Puzzle of the Weekend 2

Going through my 2mt-wide bookshelf of harpsichord music, every day I play a handful of pieces. Yesterday I encountered a rarely-played, yet extraordinary “xxx and fugue” for the keyboard, composed c1725. Right in the middle of the fugue there is a false conclusion, after which a second subject is introduced. Nothing special so far: we all know many baroque “double fugues” that have this feature.

What is unique in this fugue is that this second subject begins with a descending 6-note chromatic scale. During an impressive 24 bars, the original fugue subject is not used, only the second chromatic one, yielding a chromaticism very rarely found in baroque fugues.

Needless to say, chromatic scales with 6 and even more notes are found in other Baroque works that are not fugues, for example in Vivaldi Nisi Dominus’s Alto aria “Cum dederit”. Long chromatic passages are also found in other “learned” baroque fugues: a well known example is as a countersubject in Contrapunctus 11 of The Art of Fugue. However, in these as well as all the examples known to me (but I may well be wrong!), a simple descending chromatic scale is never employed as a fugue subject, only in the one I am puzzling my fellow “Jackrailers” with.
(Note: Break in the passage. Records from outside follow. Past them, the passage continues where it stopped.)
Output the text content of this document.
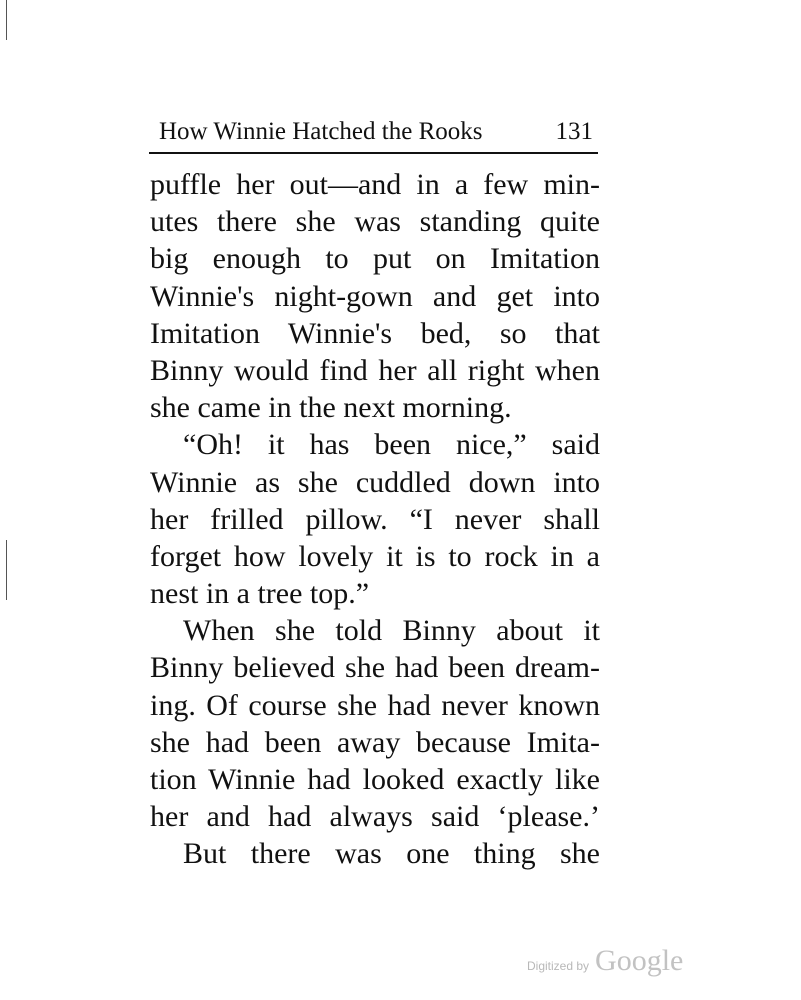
How Winnie Hatched the Rooks	131
puffle her out—and in a few min-
utes there she was standing quite
big enough to put on Imitation
Winnie's night-gown and get into
Imitation Winnie's bed, so that
Binny would find her all right when
she came in the next morning.
“Oh! it has been nice,” said
Winnie as she cuddled down into
her frilled pillow. “I never shall
forget how lovely it is to rock in a
nest in a tree top.”
When she told Binny about it
Binny believed she had been dream-
ing. Of course she had never known
she had been away because Imita-
tion Winnie had looked exactly like
her and had always said ‘please.’
But there was one thing she
Digitized by Google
Just to avoid futile searches: it is not in Bach’s Well-Tempered Clavier or the Art of Fugue. :slight_smile:

BWV 904!
A magnificent work…

1 Like

Too many clues I think Claudio. I will say that although the first subject does not literally put in an appearance over those 24 bars there is a prominent counter-theme around the chromatic scale which reads as its ‘jazzed up’ diminution, so the pattern remains in mind.

Also interesting to compare with BWV 887 - same contour and scale degrees in the subject and same 6 chromatic degrees beginning the 2nd subject. (Therefore, not unique.)

1 Like

Who else but Bach?

You are going to have to start awarding prizes Claudio!

1 Like

Thanks Davitt, right on the spot!

1 Like

Interesting observation Thomas Dent!
Nevertheless I find BWV 887 less appealing, with a lesser complexity perhaps because it has 3 voices instead of 4.

I promise to find something more difficult next time, problem is, it has already happened that I got hardly any reply in the past!

BWV904 works very well on an organ :slight_smile:
{2 for the price of 1}


Indeed draak, no autograph is extant, just manuscript copies, one labelled for organ “manualiter”, another “pro cembalo.” Although the Fugue sounds equally well (but very different!) on either instrument, I find that the Fantasy with its percussive and much filled chords is significantly better sounding on the harpsichord.